Arya baute sich vor ihren Eltern auf und stellte die Arme in die Seiten.
„Lady hat noch nie Knochen gefressen! Sie tut sowas nicht! Das hat sie noch nie getan! Sie haben sie bestimmt vergiftet und dann...!"
„Es reicht jetzt, Arya!"
Die Stimme ihrer Mutter war ruhig, aber so bestimmt, dass Arya es nicht wagte zu widersprechen.
„Ganz egal was die Lannisters getan oder nicht getan haben, aber deswegen lasse ich dich nicht mit deinem Vater mitgehen! Und dein Vater ist genau derselben Meinung...!", ergänzte sie streng, als ihr Mann die Stimme erheben wollte. „Und jetzt gehst du nach unten und sagst deinem Bruder auf wiedersehen oder du gehst auf dein Zimmer!"

„Das ist unfair!"
Arya streichelte das Fell ihrer Hündin Nymeria, die nur ein leises, zustimmendes Fiepen von sich gab, bevor sie sich auf die von der Frühsommersonne gewärmte Steintreppe sinken lies, die in den Garten führte.
Natürlich war sie nicht auf ihr Zimmer gegangen, aber sie hatte auch nicht Rickon auf wiedersehen sagen wollen, der die nächsten Wochen und Monate mit ihrem Vater durch den Wald streifen würde und all die lustigen Dinge tun würde, die Pfadfinder nunmal taten und ihr würde er höchstens eine eilige dahingeschmierte Postkarte schicken, die sie dann auch noch entziffern musste.
„Warum musste Sansa auch...!" „

Hey, Sheriff!" Sie drehte sich nicht um, auch wenn sie wusste, dass es ihr Vater war, der näher kam.
"Arya, du musst verstehen...!"
„Geh weg!", knurrte sie leise, zog Nymeria demonstrativ an sich.
„Geh doch mit Rickon und den anderen in den Wald! Ich komme auch gut allein zurecht...!"

„Das will ich meinen!"
Sie hörte das Lächeln in der Stimme ihres Vaters und noch bevor sie sich zu ihm umwenden konnte spürte sie, wie ihr etwas auf den Kopf gesetzt wurde.
Sie musste nicht hinsehen, um zu wissen, dass es der alte Cowboy-Hut ihres Vaters war... der, den ihre Mutter so ungern im Haus hatte und von dem Sansa immer behauptete er sei peinlich.

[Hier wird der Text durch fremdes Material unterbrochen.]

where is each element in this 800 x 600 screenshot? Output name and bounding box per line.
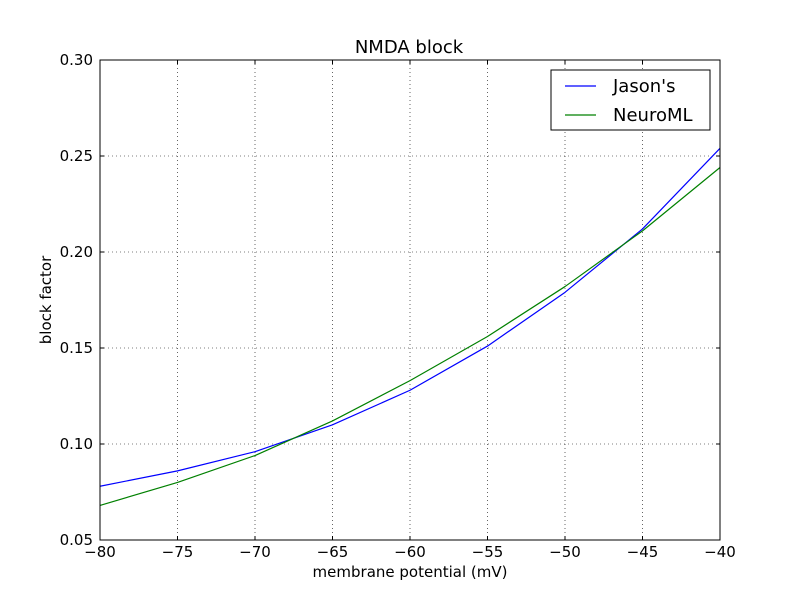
x-tick-label: −65 [317, 543, 349, 561]
x-tick-label: −45 [627, 543, 659, 561]
y-tick-label: 0.25 [60, 147, 93, 165]
x-tick-label: −40 [704, 543, 736, 561]
x-tick-label: −75 [162, 543, 194, 561]
y-tick-label: 0.15 [60, 339, 93, 357]
y-axis-label: block factor [37, 255, 55, 344]
x-tick-label: −60 [394, 543, 426, 561]
y-tick-labels: 0.05 0.10 0.15 0.20 0.25 0.30 [60, 51, 93, 549]
legend-box [550, 69, 711, 131]
y-tick-label: 0.30 [60, 51, 93, 69]
x-tick-label: −70 [239, 543, 271, 561]
y-tick-label: 0.05 [60, 531, 93, 549]
legend: Jason's NeuroML [550, 69, 711, 131]
x-tick-label: −80 [84, 543, 116, 561]
x-tick-label: −55 [472, 543, 504, 561]
y-tick-label: 0.10 [60, 435, 93, 453]
chart-title: NMDA block [355, 37, 464, 58]
ticks [99, 59, 721, 541]
x-tick-label: −50 [549, 543, 581, 561]
x-axis-label: membrane potential (mV) [313, 563, 508, 581]
y-tick-label: 0.20 [60, 243, 93, 261]
legend-label-neuroml: NeuroML [613, 105, 693, 126]
legend-label-jasons: Jason's [612, 76, 675, 97]
series-lines [99, 147, 721, 507]
x-tick-labels: −80 −75 −70 −65 −60 −55 −50 −45 −40 [84, 543, 736, 561]
grid [100, 60, 720, 540]
series-line-1 [99, 167, 721, 507]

„Ich brauche doch jemanden, der hier in meiner Abwesenheit die Stadt in Ordnung hält, ja?"
„Ja?"
Arya blickte ihn unsicher hinter niedergeschlagenen Wimpern an.

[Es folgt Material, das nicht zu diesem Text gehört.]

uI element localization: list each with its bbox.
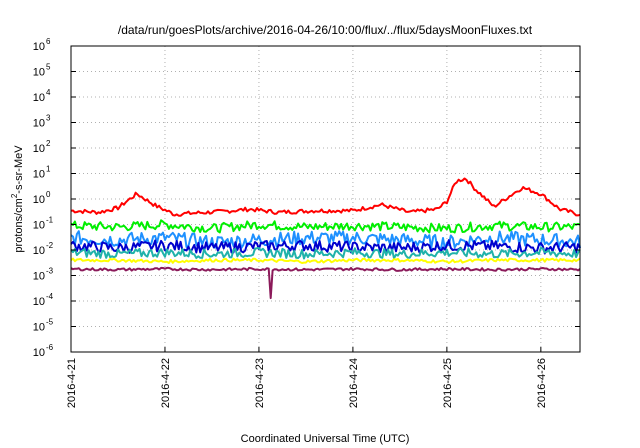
y-tick-label: 10 — [33, 41, 45, 53]
series-line-4 — [70, 247, 581, 260]
y-tick-exponent: -6 — [46, 343, 54, 352]
series-line-3 — [70, 239, 581, 255]
y-tick-exponent: 0 — [46, 190, 51, 199]
y-axis-label-prefix: protons/cm — [13, 198, 25, 252]
y-tick-label: 10 — [33, 347, 45, 359]
x-axis-label: Coordinated Universal Time (UTC) — [241, 433, 410, 445]
y-tick-label: 10 — [33, 322, 45, 334]
series-line-2 — [70, 230, 581, 250]
y-tick-label: 10 — [33, 169, 45, 181]
y-tick-label: 10 — [33, 92, 45, 104]
y-tick-exponent: 4 — [46, 88, 51, 97]
y-tick-exponent: 3 — [46, 114, 51, 123]
series-line-5 — [70, 257, 581, 264]
x-tick-label: 2016-4-22 — [160, 358, 172, 408]
series-line-1 — [70, 219, 581, 234]
y-tick-base: 10 — [33, 296, 45, 308]
y-tick-base: 10 — [33, 143, 45, 155]
y-tick-exponent: -3 — [46, 267, 54, 276]
y-tick-base: 10 — [33, 92, 45, 104]
y-tick-label: 10 — [33, 245, 45, 257]
x-tick-label: 2016-4-26 — [536, 358, 548, 408]
y-tick-exponent: 2 — [46, 139, 51, 148]
y-tick-base: 10 — [33, 41, 45, 53]
x-tick-label: 2016-4-25 — [442, 358, 454, 408]
y-axis-label: protons/cm2-s-sr-MeV — [10, 145, 25, 253]
y-tick-exponent: 6 — [46, 37, 51, 46]
chart-title: /data/run/goesPlots/archive/2016-04-26/1… — [118, 23, 533, 37]
y-tick-exponent: -4 — [46, 292, 54, 301]
y-tick-label: 10 — [33, 271, 45, 283]
series-line-0 — [70, 177, 581, 217]
y-tick-label: 10 — [33, 220, 45, 232]
y-tick-base: 10 — [33, 194, 45, 206]
y-tick-exponent: 1 — [46, 165, 51, 174]
y-tick-label: 10 — [33, 143, 45, 155]
y-axis-ticks: 10 -610 -510 -410 -310 -210 -110 010 110 210 310 41… — [33, 37, 580, 359]
y-tick-label: 10 — [33, 67, 45, 79]
y-tick-base: 10 — [33, 169, 45, 181]
y-axis-label-sup: 2 — [10, 193, 19, 198]
y-tick-exponent: -1 — [46, 216, 54, 225]
y-tick-exponent: -5 — [46, 318, 54, 327]
y-tick-exponent: -2 — [46, 241, 54, 250]
y-tick-base: 10 — [33, 245, 45, 257]
y-axis-label-suffix: -s-sr-MeV — [13, 145, 25, 194]
y-tick-label: 10 — [33, 296, 45, 308]
x-tick-label: 2016-4-23 — [254, 358, 266, 408]
y-tick-base: 10 — [33, 347, 45, 359]
y-tick-base: 10 — [33, 67, 45, 79]
series-group — [70, 177, 581, 300]
x-tick-label: 2016-4-24 — [348, 358, 360, 408]
y-tick-base: 10 — [33, 220, 45, 232]
y-tick-base: 10 — [33, 118, 45, 130]
y-tick-label: 10 — [33, 118, 45, 130]
y-tick-base: 10 — [33, 322, 45, 334]
series-line-6 — [70, 266, 581, 300]
x-axis-ticks: 2016-4-21 2016-4-22 2016-4-23 2016-4-24 2016… — [66, 347, 548, 408]
y-tick-label: 10 — [33, 194, 45, 206]
y-tick-exponent: 5 — [46, 63, 51, 72]
y-tick-base: 10 — [33, 271, 45, 283]
x-tick-label: 2016-4-21 — [66, 358, 78, 408]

„Du weißt schon, eine junge Dame, die für Gerechtigkeit sorgt, über das Recht wacht, die Schwachen beschützt...", er lächelte ihr zu.

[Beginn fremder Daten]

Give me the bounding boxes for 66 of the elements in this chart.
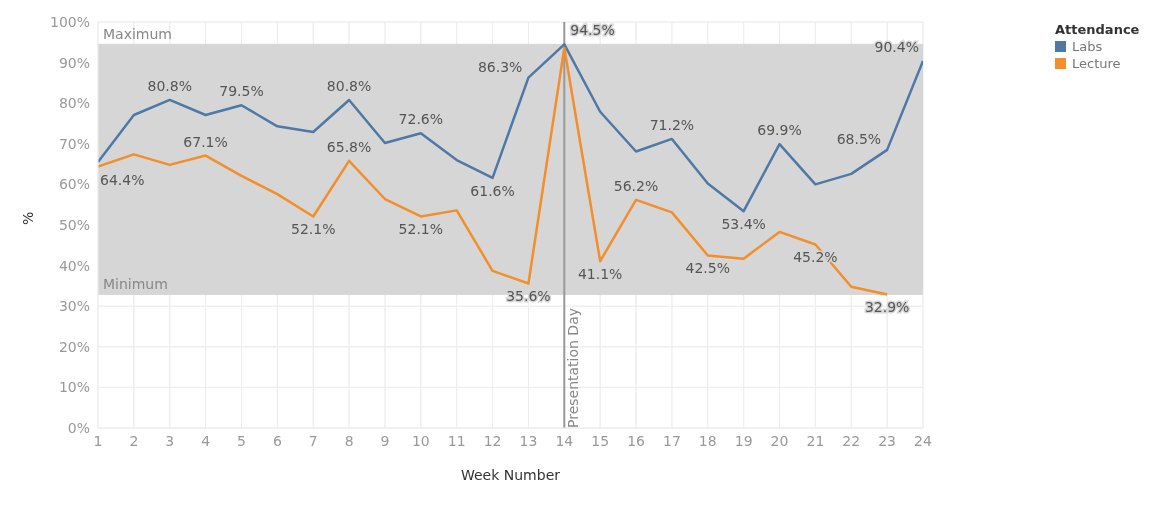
- y-axis-title: %: [19, 211, 36, 225]
- x-tick-label: 24: [914, 432, 932, 449]
- x-tick-label: 14: [555, 432, 574, 449]
- x-tick-label: 10: [411, 432, 430, 449]
- data-label: 68.5%: [836, 130, 882, 147]
- legend-label: Labs: [1071, 39, 1104, 54]
- y-tick-label: 70%: [58, 135, 90, 152]
- data-label: 52.1%: [290, 221, 336, 238]
- x-tick-label: 15: [591, 432, 610, 449]
- y-tick-label: 0%: [67, 419, 90, 436]
- data-label: 86.3%: [477, 58, 523, 75]
- y-tick-label: 50%: [58, 216, 90, 233]
- data-label: 42.5%: [685, 260, 731, 277]
- x-tick-label: 9: [380, 432, 390, 449]
- data-label: 41.1%: [577, 266, 623, 283]
- data-label: 61.6%: [470, 182, 515, 199]
- data-label: 65.8%: [326, 138, 372, 155]
- data-label: 79.5%: [219, 83, 264, 100]
- x-tick-label: 12: [483, 432, 502, 449]
- y-tick-label: 100%: [49, 13, 90, 30]
- y-tick-label: 20%: [58, 338, 90, 355]
- x-tick-label: 11: [447, 432, 466, 449]
- data-label: 94.5%: [570, 22, 615, 39]
- data-label: 67.1%: [183, 133, 228, 150]
- data-label: 69.9%: [757, 122, 802, 139]
- y-tick-label: 60%: [58, 176, 90, 193]
- y-tick-label: 80%: [58, 95, 90, 112]
- x-tick-label: 20: [770, 432, 789, 449]
- data-label: 56.2%: [613, 177, 659, 194]
- y-tick-label: 90%: [58, 54, 90, 71]
- x-tick-label: 5: [237, 432, 246, 449]
- ref-line-label: Maximum: [103, 26, 172, 43]
- x-tick-label: 13: [519, 432, 538, 449]
- x-axis-title: Week Number: [460, 467, 561, 483]
- x-tick-label: 22: [842, 432, 861, 449]
- x-tick-label: 21: [806, 432, 825, 449]
- data-label: 72.6%: [398, 111, 444, 128]
- data-label: 90.4%: [874, 38, 919, 55]
- x-tick-label: 23: [878, 432, 897, 449]
- x-tick-label: 16: [627, 432, 646, 449]
- x-tick-label: 2: [129, 432, 139, 449]
- legend-label: Lecture: [1071, 56, 1122, 71]
- y-tick-label: 10%: [58, 379, 90, 396]
- line-series: [98, 43, 923, 213]
- data-label: 80.8%: [326, 77, 372, 94]
- x-tick-label: 17: [663, 432, 681, 449]
- x-tick-label: 7: [308, 432, 318, 449]
- data-label: 64.4%: [100, 171, 145, 188]
- data-label: 32.9%: [864, 299, 910, 316]
- ref-line-label: Presentation Day: [565, 307, 582, 428]
- data-label: 80.8%: [147, 77, 192, 94]
- x-tick-label: 8: [344, 432, 354, 449]
- x-tick-label: 4: [201, 432, 211, 449]
- x-tick-label: 6: [272, 432, 282, 449]
- data-label: 52.1%: [398, 221, 444, 238]
- data-label: 53.4%: [721, 216, 766, 233]
- y-tick-label: 30%: [58, 298, 90, 315]
- y-tick-label: 40%: [58, 257, 90, 274]
- x-tick-label: 18: [698, 432, 717, 449]
- x-tick-label: 19: [734, 432, 753, 449]
- x-tick-label: 1: [93, 432, 103, 449]
- x-tick-label: 3: [165, 432, 175, 449]
- legend-title: Attendance: [1055, 22, 1141, 37]
- data-label: 35.6%: [506, 288, 551, 305]
- data-label: 71.2%: [649, 116, 695, 133]
- ref-line-label: Minimum: [103, 276, 168, 293]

„Selbst dann, wenn sie den Namen Lannister tragen!"
„Aber die Lannisters wollten Lady wirklich...!"
„Arya...!"

Sie verstummte unter der strengen Stimme ihres Vaters, wenn auch nur für einen Augenblick.
"Ich werde ganz sicher einen Beweis finden, Dad!", erklärte sie, eine Hand an der Krempe des Hutes.
„Ich werde euch allen beweisen, dass sie Lady umbringen wollten!"
„Siehst du, dann hast du doch eine Beschäftigung gefunden!", grinste ihr Vater ihr zu, bevor er sich am schmiedeeisernen Treppengeländer wieder hochzog.
„Und wenn ich zurückkomme, dann kannst du mir deine Ermittlungen vorlegen, Hilfssheriff!"
„Darf ich auch mit deinem Revolver...!"
„Arya...!", setzte er an, sprach nicht zuende, sondern strubbelte ihr nur mit einer Hand durchs Haar und dennoch schwangen die Worte ‚übertreib es nicht' deutlich mit.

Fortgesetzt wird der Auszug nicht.